Neşeli kimlik sorgusu

Ergenekon duruşmasında kimlik tespiti sırasında yaşanan diyaloglar nedeniyle sanıklar sık sık güldü. Bazı dialoglar şöyleydi:
Ergun Poyraz, adresi sorulunca “Evim yok, adresim Silivri Cezaevi. Ankara’da evim vardı, korumalarımla yaşıyordum. Cazevine girince eşyalarım fakirlere dağıtıldı” dedi.
Aydın Yüksek, adresi sorulunca “Bu olaydan sonra ev sahibinin isteği üzerine evi boşalttım. Evsiz kaldım” dedi.

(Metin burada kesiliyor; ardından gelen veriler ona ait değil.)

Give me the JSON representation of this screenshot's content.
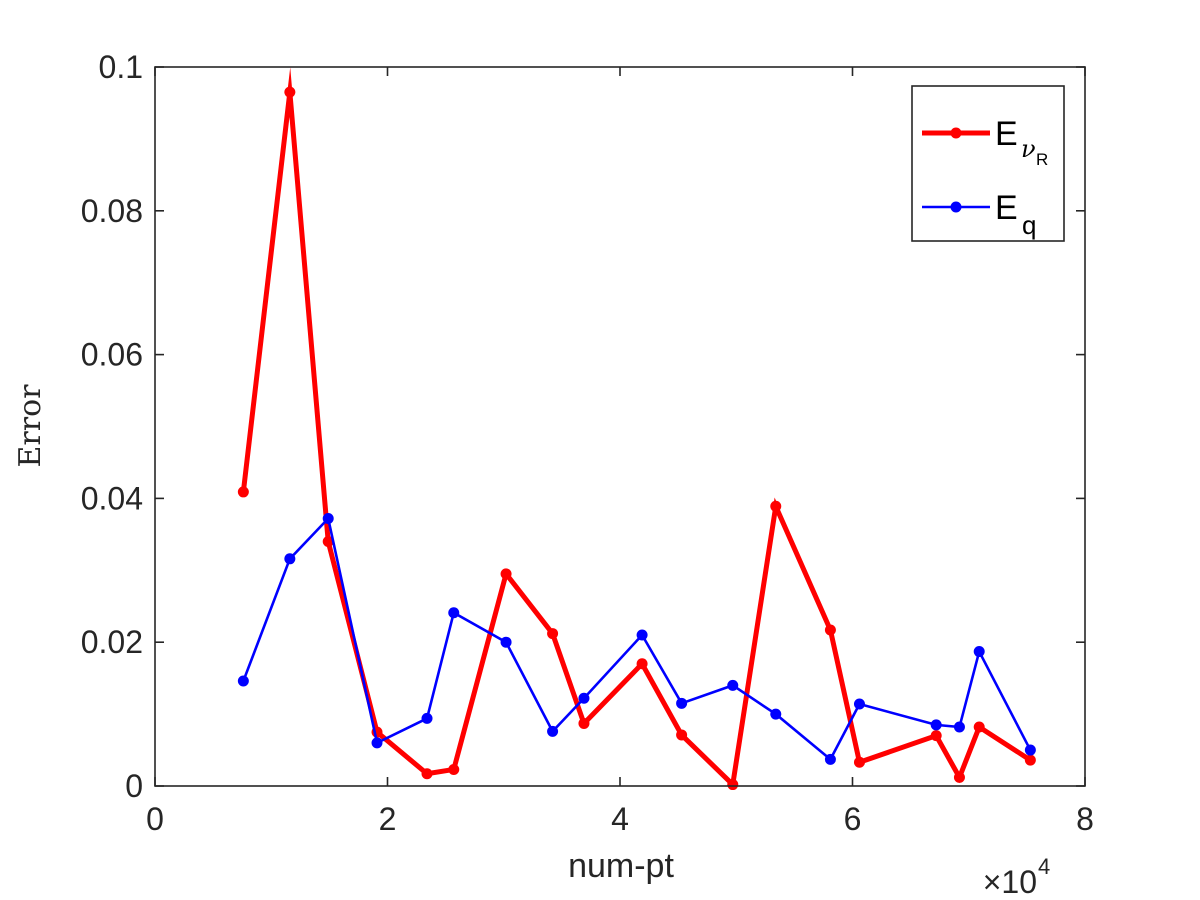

Emin Gürses, gelirinin sorulması üzerine  “Maaşım 3 bin YTL’ydi, ama zam aldık. 400 YTL artış oldu bildiğim kadarıyla. Onu da ev sahibi ister” dedi. Salonda gülüşmeler oldu.
Hayrettin Ertekin “Çok sevdiğim bir eşim var, bir de çocuğum var” dedi, yargıç “Çocuğunuz için bir şey söylemediniz” deyince “Aynı derecede seviyorum” yanıtını verdi.
Doğu Perinçek, “Gelirim 3 bin YTL.  141. maddeden sabıkam vardı ama şimdi hepsi temizlendi” deyince alkış aldı.